Drupal has pretty good multilingual support out of the box. It's also fairly easy to create new entities and just add translation support through the annotation. These things are well documented elsewhere and a quick search will reveal how to do that. That is not what this post is about. This post is about the UX around selecting which fields are translatable.
On the Content Language page at http://example.com/admin/config/regional/content-language you can select which fields on your nodes, entities and various other translatable elements will be available on non-default language edit pages. The section at the top is the list of types of translatable things. Checking these boxen will reveal the related section. You can then go down to that section and start selecting fields to translate, save the form and they become available. All nice and easy.

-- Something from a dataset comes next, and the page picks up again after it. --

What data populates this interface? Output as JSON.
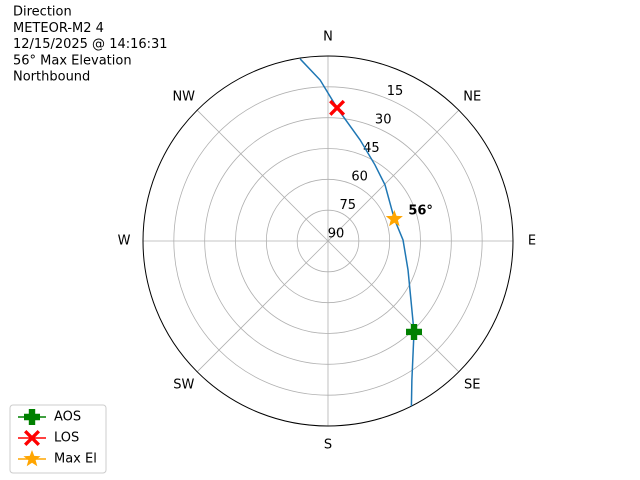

I came into the current project late and this is my first exposure to this area of Drupal. We have a few content types and a lot of entities. I was ticking the box for the entity I wanted to add, jumping to the end of the form and saving it. When the form came back though it was not selected. I could not figure out why. It wasn't until a co-worker used the form differently to me that the issue was resolved. Greg ticked the entity, scrolled down the page and found it, ticked some of the checkboxen in the entity itself and then saved the page. The checkbox was still ticked.
The UX on this pretty good once you know how it works. It could be fixed fairly easy with a system message pointing out that your checkbox was not saved because none of the items it exposed were selected.